Reese Witherspoon: « assez » des rôles « ingrats » pour des actrices « incroyables »

Reese Witherspoon © Reuters

Reese Witherspoon en a « assez ». La star de « Big Little Lies », avec également Nicole Kidman, Shailene Woodley et Laura Dern, ne supporte plus de voir à l’écran des « femmes au talent incroyable » ne jouer que des « épouses ou petites amies avec des rôles ingrats ».

« Les choses doivent changer. Nous devons commencer à voir à l’écran les femmes telles qu’elles sont réellement », et pas seulement « dans des salles de cinéma avec des films à budgets minuscules », a déclaré la vedette et co-productrice de « Big Little Lies », la nouvelle série de HBO, samedi lors d’une journée presse à Pasadena (ouest des Etats-Unis).

Dans cette adaptation d’un roman à succès éponyme, elle retrouve le cinéaste québécois Jean-Marc Vallée, acclamé pour le film oscarisé « Dallas Buyers Club » et avec qui elle avait déjà fait équipe sur « Wild ».

« Nous devons voir à l’écran les vraies expériences des femmes, qu’elles incluent la violence conjugale, les agressions sexuelles, la maternité, les histoires d’amour, les infidélités ou les divorces », a insisté la comédienne de 40 ans, qui a commencé sa carrière à l’adolescence.

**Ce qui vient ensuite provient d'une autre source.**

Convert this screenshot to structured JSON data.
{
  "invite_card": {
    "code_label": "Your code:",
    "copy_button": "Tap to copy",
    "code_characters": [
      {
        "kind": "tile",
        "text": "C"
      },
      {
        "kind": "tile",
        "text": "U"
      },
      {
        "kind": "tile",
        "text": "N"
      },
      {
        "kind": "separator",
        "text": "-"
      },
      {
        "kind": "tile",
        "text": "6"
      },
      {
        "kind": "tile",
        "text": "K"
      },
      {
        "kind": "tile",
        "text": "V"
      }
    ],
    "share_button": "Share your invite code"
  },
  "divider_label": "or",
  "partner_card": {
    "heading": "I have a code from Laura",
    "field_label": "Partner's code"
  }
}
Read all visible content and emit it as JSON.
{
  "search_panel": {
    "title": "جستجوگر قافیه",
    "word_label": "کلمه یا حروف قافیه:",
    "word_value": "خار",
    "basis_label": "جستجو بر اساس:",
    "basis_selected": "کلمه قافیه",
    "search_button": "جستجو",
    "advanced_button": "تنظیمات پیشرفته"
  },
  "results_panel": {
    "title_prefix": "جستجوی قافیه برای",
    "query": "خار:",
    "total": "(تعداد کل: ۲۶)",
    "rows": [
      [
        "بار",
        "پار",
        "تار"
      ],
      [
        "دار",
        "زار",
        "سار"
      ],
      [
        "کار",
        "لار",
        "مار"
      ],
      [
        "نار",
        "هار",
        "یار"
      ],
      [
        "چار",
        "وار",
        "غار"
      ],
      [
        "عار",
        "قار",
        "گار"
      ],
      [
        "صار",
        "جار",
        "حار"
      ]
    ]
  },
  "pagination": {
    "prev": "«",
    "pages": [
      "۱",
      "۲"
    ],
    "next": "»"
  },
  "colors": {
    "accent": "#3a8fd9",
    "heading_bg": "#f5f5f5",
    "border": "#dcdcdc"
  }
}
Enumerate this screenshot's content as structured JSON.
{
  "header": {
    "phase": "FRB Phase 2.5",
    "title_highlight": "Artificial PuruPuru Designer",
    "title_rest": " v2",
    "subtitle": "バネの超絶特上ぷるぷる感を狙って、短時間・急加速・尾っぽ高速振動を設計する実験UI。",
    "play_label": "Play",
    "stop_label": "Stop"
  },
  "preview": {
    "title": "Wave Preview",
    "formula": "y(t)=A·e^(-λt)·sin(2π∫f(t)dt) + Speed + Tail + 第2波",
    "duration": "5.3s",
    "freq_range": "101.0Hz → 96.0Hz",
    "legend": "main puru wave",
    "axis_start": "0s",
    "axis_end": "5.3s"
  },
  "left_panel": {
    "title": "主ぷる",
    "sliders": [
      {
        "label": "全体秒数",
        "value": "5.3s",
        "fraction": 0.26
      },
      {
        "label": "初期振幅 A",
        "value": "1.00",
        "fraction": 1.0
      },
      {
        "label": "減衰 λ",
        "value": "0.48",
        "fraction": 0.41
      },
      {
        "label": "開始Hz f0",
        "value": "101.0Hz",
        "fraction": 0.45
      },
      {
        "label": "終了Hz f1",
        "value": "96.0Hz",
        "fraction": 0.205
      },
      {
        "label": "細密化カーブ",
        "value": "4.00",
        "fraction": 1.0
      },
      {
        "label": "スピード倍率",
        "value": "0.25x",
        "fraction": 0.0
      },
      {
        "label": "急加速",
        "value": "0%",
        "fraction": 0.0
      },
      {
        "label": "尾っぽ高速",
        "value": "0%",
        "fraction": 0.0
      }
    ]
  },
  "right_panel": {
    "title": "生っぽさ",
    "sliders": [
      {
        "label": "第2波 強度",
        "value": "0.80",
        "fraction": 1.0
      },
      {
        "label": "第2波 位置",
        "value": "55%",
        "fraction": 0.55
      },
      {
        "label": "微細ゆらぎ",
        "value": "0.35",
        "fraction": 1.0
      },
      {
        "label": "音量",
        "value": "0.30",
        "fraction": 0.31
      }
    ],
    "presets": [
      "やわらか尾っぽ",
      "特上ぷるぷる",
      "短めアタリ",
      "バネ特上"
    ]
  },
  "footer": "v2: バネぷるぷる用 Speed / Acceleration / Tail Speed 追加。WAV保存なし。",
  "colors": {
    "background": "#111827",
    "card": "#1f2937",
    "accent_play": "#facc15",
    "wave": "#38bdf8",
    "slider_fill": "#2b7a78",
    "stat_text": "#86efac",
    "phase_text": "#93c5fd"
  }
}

Hollywood est régulièrement accusé de ne pas donner assez de rôles substantiels aux femmes, particulièrement celles qui ont plus de 35 ans.

Le rapport 2016 sur la diversité à Hollywood de l’université californienne UCLA, référence sur le sujet, souligne d’ailleurs que la place des femmes dans l’industrie américaine du film régresse.

« Big Little Lies », l’une des séries les plus attendues de la saison, dont le scénario est signé David E. Kelley (« Ally McBeal », « Goliath ») est la première participation importante de Reese Witherspoon à une production télévisuelle.

En plus d’être une des actrices les plus en vue à Hollywood, la comédienne oscarisée pour « Walk the line » est devenue une productrice de premier plan qui s’est donné pour mission de développer des films avec des rôles principaux féminins, comme ceux du film multiprimé « Gone Girl ».

Elle a raconté s’être retrouvée régulièrement pendant des années la seule femme sur les plateaux de tournage, parlant de « syndrome de la Schtroumpfette », une tendance des oeuvres de fiction à ne comprendre qu’un seul personnage féminin.

« Big Little Lies », dont le premier épisode sera diffusé le 19 février, suit un groupe de mères d’élèves d’une école primaire qui se retrouvent liées par un meurtre.

« C’est si rare de trouver cinq rôles au sein d’un même texte et de toutes mourir d’envie de les jouer », a renchéri Nicole Kidman, 49 ans, co-vedette de la mini-série en sept épisodes, dont laquelle jouent aussi Zoë Kravitz et Alexander Skarsgard.

La mini-série a été tournée à Monterey sur la côte californienne (ouest des Etats-Unis), près des côtes accidentées de Big Sur. Le réalisateur Jean-Marc Vallée a souligné que l’Océan Pacifique, « violent, furieux, était une belle représentation », et un symbole du dénouement de l’intrigue.